Voilà une petite sélection (fallait pas demander !).
Le blues c’est pas seulement « la longue plainte du peuple noir, blabla » ou des morceaux lourdingues de 10 mn avec d’interminables solos
à la BB King joués par des pénibles qui nous remontent la gamme pentatonique mineure en tous sens. Ça, ça s’appelle de la daube.
Ici, partie chiante (et subséquemment dispensable) :
Dans le blues, y a pas de solos. Au départ, c’était joué sur des banjos. Donc surtout rythmique. Puis sur des guitares, quand les cordes
métalliques sont apparues et ont permis plus de volume que les boyaux. Il y a parfois de (brèves) parties solo jouées en accords ou avec de petits
riffs ou des solos confiés à des instruments à sustain (violon et harmonica principalement). Le soporifique solo note à note est apparu avec la guitare
électrique et BB King.
Le blues, ce n’est pas non plus « three chords, twelve bars ». Ça, c’est une forme standardisée mise au point par les jazzmen, qui ont été les premiers
à enregistrer des blues, parce que quand on joue en formation, vaut mieux se mettre d’accord et tous jouer la même chose. Quand on écoute les
bluesmen, on entend des morceaux à 8, 10, 12, 16, 18, 20 mesures et j’en oublie. Y a parfois une mesure en plus ou en moins. Comme ces gars
jouaient la plupart du temps seuls, ils faisaient un peu ce qu’ils voulaient.
Le blues, c’est pas non plus le truc super lent qui sonne toujours pareil et qui vous donne le blues (« When I Woke Up This Morning… »). Il y a d’autres
formes, d’autres rythmes, des blues gais, rapides, dansants…
Il y a aussi le problème des enregistrements.
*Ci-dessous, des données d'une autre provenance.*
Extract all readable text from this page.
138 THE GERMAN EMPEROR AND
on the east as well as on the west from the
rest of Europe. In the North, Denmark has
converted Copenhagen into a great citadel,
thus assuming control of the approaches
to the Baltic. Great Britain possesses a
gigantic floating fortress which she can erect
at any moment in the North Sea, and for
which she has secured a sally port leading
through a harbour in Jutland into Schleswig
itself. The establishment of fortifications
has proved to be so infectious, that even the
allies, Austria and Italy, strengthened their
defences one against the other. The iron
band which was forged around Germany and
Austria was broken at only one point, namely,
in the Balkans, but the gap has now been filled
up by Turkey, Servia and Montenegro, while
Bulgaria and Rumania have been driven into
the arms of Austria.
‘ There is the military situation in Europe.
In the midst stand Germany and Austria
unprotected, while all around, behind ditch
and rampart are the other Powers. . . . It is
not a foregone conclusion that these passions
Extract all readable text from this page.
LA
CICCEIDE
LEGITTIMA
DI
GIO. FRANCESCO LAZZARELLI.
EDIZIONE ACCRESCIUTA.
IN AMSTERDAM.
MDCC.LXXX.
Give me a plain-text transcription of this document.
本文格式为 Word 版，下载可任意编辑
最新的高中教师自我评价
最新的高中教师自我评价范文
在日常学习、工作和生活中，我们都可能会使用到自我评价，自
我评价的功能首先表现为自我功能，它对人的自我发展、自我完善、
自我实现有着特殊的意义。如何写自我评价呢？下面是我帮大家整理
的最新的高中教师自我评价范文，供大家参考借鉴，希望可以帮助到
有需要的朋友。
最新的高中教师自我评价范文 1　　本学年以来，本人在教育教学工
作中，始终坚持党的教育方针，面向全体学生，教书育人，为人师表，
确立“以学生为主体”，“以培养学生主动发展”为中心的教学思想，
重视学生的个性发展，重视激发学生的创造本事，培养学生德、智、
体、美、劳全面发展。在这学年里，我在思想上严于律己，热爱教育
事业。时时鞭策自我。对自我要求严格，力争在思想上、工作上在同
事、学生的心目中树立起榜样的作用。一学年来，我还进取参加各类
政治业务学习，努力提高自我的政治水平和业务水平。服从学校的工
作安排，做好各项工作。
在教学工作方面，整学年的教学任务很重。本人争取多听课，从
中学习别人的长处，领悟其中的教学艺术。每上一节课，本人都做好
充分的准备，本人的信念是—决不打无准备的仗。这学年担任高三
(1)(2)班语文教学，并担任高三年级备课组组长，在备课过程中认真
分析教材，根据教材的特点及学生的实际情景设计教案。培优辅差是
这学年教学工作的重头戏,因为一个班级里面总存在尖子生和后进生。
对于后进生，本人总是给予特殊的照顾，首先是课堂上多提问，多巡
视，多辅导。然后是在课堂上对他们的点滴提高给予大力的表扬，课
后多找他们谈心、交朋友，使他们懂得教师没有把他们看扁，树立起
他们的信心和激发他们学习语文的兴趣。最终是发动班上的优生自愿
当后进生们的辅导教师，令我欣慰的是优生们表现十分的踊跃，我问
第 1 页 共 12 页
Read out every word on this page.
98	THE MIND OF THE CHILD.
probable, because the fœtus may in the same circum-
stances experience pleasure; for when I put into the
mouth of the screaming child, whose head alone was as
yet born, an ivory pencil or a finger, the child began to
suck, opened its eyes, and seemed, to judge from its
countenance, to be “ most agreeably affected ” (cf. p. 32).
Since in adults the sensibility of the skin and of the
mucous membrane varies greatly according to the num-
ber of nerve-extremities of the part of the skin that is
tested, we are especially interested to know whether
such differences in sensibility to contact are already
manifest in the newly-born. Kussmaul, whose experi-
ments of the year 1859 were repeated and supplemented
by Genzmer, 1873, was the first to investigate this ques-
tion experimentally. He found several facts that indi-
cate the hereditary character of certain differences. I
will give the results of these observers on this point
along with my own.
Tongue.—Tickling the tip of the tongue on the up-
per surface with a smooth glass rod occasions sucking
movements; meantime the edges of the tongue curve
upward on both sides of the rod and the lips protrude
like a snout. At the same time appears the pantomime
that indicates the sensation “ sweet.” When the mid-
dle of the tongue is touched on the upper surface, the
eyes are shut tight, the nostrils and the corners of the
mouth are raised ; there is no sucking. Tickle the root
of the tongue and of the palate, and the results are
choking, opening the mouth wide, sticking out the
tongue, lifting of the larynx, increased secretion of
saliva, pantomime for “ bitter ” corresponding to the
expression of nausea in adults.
Les premiers blues ont été enregistrés par des formations de jazz, au début des années 20. Ensuite
seulement, on est allé pêcher les bluesmen qui jouaient en ville, puis les péquenots au fin fond du delta (c’est par exemple ce qu’a fait Lomax).
Des enregistrements de la fin des années 30 sont donc plus primitifs que ceux des années 20. Le premier enregistrement de John Lee Hooker (qui
résume un peu le blues à lui tout seul) date de 1948 : il jouait déjà depuis une douzaine d’années. A quoi ressemblait sa musique dans le delta ? On ne
sait pas, mais d’aucuns ont voulu voir dans certains de ses morceaux et dans son style unique (le « talking blues ») une des formes les plus primitives
de blues. Des enregistrement tardifs (années 50-60 pour John Lee Hooker) donnent donc une idée de ce que pouvait être le blues avant le blues.
Les bluesmen ne jouaient pas que du blues. C’est ce qui reste, parce que c’est ce qu’on leur a demandé d’enregistrer, mais ils jouaient aussi tout ce qui
plaisait au public : les tubes modernes de la radio naissante, les vieilles chansons d’autrefois, les gospels que tout le monde pouvait reprendre en chœur, etc.
Leadbelly, découvert par Lomax, était par exemple un juke box vivant, il connaissait des centaines de chansons de tous styles, dont certains très vieux
morceaux chantés dans les plantations au XVIIIe.
J’ai essayé de faire attention, mais il y a quand même beaucoup trop de morceaux. Si vous ne voulez en écouter qu’un, choisissez le Blind Blake,
un pur joyau. Si vous n’aimez pas ça, je ne peux rien pour vous.